BY: PHILIPPE DE JOCAS
December’s blockbuster Rogue One featured the construction of the infamous Death Star –the giant planet-killing superweapon the size of a small moon. Updated from its humble 1977 model, the looming skeletal superweapon made a fantastic set piece as our heroes sought to foil its development. Is it possible that real-world space construction will ever rival the spectacular star cruisers and space stations we see in sci-fi?
Building in space presents a set of alternative challenges that differ from those of conventional Earthbound architecture. On the positive side, space architects no longer have to worry about the surly bonds of gravity weighing down their endeavors. Modern space stations can sprawl in many strange directions that would be otherwise impossible on Earth. Modular construction methods mean that engineers can shunt new buildings and rooms into position without much hassle.
That said, space has problems of its own. Ultimately, most space travel problems boil down to a question of weight. Fuel is expensive and the massive fuel tanks required to lift payloads off earth are even more costly. Every ounce of material must be calculated, organized, and trimmed in order to keep space missions from going over budget. Steel girders? Concrete blocks? Forget it. Everything that goes into orbit must stay light and durable.
One way scientists hope to circumvent the fuel problem is by constructing a “space elevator.” It’s exactly what it sounds like: a gigantic, multi-mile elevator that would stretch up beyond Earth’s atmosphere. Travelling to outer space would become as mundane as stepping on a platform, pushing a button, and then enduring twelve hours of The Girl from Ipanema. This project would quickly break every record as the largest piece of human engineering in history, and pave the way for even bigger space engineering projects. We have the science backing us up and the engineering apropos to pull it off – but the biggest problem between us and an elevator ride to space remains the materials. What materials are light enough to reach orbit and stay in one piece?
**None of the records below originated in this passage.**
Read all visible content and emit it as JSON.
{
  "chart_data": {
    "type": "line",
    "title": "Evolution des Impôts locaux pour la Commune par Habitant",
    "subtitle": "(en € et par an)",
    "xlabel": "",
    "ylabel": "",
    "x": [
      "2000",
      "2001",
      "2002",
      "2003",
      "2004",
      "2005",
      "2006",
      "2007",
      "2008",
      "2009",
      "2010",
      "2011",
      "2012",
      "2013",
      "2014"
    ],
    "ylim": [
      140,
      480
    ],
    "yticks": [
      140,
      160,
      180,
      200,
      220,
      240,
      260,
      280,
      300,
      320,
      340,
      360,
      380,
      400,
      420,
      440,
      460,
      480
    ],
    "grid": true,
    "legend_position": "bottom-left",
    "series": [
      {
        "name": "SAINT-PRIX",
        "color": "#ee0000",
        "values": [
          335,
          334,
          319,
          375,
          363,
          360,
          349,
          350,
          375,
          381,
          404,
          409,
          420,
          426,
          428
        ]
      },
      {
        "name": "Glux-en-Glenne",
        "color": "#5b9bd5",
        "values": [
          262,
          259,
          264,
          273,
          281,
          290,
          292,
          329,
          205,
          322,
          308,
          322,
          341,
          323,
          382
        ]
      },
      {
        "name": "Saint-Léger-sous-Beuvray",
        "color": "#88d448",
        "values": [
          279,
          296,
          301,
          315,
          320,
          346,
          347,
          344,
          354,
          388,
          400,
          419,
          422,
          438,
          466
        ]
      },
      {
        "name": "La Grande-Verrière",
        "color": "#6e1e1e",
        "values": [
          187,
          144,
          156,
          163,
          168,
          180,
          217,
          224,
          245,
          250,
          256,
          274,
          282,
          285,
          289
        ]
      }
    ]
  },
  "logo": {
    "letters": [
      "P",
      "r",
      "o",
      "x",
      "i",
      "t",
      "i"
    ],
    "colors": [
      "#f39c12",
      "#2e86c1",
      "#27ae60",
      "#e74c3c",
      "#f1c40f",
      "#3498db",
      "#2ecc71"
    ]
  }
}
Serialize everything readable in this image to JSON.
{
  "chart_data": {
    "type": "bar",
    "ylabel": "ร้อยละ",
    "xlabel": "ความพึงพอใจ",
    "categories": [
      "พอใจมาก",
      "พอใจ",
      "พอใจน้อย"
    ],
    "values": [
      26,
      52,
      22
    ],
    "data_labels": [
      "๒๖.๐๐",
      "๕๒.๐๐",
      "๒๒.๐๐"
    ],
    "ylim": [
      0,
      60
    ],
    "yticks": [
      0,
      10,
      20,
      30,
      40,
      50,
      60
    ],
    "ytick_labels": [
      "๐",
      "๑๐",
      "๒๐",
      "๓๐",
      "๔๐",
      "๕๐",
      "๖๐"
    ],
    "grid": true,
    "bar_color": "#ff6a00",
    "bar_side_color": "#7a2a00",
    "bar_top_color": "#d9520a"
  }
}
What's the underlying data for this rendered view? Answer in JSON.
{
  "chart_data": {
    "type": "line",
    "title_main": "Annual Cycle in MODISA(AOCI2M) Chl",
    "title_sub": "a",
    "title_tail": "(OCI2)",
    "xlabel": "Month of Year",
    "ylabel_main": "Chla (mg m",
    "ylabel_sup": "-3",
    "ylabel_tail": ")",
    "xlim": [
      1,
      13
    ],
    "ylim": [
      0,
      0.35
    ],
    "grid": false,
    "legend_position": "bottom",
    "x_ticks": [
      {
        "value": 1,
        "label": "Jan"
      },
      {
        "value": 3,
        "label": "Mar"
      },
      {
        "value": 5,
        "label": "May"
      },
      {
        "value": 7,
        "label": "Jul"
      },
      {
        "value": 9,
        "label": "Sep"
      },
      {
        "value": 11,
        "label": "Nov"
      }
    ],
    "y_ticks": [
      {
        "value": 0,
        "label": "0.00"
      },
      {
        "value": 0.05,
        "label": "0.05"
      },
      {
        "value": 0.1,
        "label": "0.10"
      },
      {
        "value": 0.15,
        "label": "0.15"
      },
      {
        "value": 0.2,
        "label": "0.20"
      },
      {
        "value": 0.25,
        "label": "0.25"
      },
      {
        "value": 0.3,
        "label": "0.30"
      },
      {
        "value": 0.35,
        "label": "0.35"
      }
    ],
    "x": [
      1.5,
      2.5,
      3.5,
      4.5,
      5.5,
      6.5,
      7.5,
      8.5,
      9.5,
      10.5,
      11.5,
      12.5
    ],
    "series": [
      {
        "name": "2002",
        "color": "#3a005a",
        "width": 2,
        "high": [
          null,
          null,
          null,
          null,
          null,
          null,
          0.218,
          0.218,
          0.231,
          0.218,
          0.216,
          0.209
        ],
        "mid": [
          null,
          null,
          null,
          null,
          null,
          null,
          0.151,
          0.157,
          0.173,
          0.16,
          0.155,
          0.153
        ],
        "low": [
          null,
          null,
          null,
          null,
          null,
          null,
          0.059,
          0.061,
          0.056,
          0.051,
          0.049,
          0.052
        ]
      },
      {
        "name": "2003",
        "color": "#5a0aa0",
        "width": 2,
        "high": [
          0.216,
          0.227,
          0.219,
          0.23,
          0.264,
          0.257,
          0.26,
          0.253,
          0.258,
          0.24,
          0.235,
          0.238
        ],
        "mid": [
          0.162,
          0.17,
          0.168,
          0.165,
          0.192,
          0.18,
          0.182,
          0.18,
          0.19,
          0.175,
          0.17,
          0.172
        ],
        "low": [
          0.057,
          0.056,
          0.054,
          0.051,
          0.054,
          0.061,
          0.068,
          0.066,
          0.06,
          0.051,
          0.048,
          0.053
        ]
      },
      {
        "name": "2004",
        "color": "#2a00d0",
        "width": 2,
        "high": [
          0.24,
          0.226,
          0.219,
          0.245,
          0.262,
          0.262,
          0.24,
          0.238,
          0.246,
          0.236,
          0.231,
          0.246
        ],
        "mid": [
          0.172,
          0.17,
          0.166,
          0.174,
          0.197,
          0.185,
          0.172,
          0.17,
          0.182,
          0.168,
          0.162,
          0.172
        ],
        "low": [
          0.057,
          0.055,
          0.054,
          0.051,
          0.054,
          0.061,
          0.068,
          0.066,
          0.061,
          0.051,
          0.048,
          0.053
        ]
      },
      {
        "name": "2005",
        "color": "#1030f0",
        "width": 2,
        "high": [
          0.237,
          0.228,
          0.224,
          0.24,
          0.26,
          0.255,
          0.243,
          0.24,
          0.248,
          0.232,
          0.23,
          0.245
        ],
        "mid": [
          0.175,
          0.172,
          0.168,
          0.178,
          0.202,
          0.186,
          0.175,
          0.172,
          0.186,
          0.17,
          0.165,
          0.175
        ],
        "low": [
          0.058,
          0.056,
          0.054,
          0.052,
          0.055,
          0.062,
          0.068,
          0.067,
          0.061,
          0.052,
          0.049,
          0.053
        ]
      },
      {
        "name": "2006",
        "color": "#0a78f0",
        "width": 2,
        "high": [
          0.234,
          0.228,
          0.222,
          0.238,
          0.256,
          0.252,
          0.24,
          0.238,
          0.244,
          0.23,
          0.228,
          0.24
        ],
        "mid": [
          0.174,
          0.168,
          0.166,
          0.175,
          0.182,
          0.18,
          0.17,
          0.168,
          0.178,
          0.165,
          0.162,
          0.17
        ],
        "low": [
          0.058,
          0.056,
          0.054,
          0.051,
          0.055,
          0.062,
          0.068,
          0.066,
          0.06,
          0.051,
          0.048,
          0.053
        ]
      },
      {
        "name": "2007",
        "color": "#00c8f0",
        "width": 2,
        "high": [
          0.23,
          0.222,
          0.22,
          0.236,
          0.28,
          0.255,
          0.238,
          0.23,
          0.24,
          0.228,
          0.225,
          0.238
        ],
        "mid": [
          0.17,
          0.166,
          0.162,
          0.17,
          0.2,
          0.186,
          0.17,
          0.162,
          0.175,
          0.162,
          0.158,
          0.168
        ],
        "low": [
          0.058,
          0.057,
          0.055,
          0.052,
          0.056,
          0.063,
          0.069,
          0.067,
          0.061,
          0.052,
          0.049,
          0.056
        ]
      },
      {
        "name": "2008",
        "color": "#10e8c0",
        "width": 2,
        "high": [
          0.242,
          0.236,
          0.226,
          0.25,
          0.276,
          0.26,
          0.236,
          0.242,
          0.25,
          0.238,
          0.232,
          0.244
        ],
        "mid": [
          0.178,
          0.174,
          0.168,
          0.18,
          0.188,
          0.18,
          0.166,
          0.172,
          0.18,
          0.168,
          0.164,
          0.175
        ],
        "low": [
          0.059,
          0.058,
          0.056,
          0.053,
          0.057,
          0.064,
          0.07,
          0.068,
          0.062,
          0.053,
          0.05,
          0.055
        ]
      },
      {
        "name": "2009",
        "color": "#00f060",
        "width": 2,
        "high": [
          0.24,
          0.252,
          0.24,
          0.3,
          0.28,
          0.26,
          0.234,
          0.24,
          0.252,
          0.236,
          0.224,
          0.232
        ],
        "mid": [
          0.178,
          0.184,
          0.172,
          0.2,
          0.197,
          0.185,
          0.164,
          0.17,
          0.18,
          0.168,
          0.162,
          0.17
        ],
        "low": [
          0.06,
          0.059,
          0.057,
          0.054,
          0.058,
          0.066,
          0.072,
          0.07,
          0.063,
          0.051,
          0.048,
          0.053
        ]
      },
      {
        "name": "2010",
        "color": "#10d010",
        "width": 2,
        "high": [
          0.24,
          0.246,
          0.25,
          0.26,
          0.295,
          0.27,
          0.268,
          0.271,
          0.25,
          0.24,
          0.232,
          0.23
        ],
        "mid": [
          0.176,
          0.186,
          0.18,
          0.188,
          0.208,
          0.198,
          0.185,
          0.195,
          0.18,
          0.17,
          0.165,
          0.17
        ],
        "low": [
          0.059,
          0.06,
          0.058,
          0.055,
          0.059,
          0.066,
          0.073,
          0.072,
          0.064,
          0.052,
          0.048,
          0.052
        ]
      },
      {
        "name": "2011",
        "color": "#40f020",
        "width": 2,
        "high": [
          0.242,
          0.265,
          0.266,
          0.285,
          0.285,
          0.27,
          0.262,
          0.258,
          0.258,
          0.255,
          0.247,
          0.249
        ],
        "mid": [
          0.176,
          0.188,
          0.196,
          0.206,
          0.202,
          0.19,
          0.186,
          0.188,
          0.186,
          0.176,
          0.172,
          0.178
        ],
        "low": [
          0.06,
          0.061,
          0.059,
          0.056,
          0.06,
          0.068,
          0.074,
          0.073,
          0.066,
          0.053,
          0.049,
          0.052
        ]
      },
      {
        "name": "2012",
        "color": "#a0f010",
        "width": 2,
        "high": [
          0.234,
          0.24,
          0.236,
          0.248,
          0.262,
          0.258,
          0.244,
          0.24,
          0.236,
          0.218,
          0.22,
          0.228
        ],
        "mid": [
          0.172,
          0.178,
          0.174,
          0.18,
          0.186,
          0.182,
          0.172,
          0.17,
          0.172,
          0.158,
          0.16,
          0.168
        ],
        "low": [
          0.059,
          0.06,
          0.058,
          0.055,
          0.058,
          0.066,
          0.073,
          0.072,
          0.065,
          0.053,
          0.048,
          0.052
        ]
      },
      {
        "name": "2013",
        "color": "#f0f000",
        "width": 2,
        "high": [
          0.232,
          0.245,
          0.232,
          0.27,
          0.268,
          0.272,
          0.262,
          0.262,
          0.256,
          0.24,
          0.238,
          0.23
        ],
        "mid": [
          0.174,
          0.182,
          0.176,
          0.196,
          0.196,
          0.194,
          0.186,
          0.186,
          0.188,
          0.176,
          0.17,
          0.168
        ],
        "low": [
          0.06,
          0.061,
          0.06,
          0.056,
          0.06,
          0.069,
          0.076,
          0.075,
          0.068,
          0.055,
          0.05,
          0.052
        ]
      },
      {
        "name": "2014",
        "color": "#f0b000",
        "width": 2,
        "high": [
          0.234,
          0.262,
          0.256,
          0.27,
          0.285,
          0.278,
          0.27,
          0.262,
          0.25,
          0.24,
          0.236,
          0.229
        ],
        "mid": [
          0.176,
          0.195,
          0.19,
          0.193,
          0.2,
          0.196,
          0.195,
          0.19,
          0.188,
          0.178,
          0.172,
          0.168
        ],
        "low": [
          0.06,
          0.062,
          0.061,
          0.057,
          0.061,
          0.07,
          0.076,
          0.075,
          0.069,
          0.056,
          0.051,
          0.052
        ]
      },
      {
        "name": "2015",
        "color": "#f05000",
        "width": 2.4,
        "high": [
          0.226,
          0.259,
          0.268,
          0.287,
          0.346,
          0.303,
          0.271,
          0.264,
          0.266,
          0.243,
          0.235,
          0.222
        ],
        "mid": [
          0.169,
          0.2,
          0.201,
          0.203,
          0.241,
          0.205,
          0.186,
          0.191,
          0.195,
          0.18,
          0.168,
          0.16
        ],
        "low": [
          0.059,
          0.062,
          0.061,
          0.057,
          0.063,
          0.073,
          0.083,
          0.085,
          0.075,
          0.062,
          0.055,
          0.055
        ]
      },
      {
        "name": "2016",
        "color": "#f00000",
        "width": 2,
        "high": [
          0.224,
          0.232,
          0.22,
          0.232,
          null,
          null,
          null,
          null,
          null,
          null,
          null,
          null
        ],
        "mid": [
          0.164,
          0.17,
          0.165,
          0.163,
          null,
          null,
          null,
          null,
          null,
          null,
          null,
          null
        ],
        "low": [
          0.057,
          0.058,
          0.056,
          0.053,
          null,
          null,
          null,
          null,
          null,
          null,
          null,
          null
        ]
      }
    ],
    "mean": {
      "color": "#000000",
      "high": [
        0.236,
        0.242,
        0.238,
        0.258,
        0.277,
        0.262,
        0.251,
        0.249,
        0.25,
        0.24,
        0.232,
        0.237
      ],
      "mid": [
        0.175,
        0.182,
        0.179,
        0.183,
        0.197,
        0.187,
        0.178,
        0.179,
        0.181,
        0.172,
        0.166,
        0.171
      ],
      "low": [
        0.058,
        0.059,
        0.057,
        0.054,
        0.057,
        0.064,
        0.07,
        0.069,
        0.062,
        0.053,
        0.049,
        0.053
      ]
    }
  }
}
In January 2017, a team of Massachusetts Institute of Technology (MIT) scientists have designed one of the strongest and lightest materials ever constructed. At first glance, the porous pink chunk looks like a teething ring for a giant baby. It’s actually a form of graphene, a two-dimensional variety of carbon and also one of the strongest materials on Earth. But because graphene in its natural state is so rare and so thin – it naturally coagulates into constructions only an atom thick – it was long dismissed as impractical for any real heavy-duty building.
MIT managed to circumvent the problem of thickness through a combination of heat and extreme pressure. By scanning computational models of the form they wanted to create – a light, porous assembly that would be able to withstand pressure and disperse tension – they were able to mass produce natural graphene into the shape they desired. Samples of the porous material they created were ten times stronger than the toughest steel alloys, and weighed only 5 per cent of an equivalent mass of steel. A graphene tower could easily stretch into space for a fraction of the cost and effort an equivalent tower of steel would require. The porous shapes don’t require graphene to function, either: equivalent shapes can be constructed out of handy organic materials like cellulose and silk for some truly green architecture.
While we might not ever get to build a Death Star or Enterprise in our lifetime, MIT and other technological institutions are laboring to bring a little bit of sci-fi into our lives every day.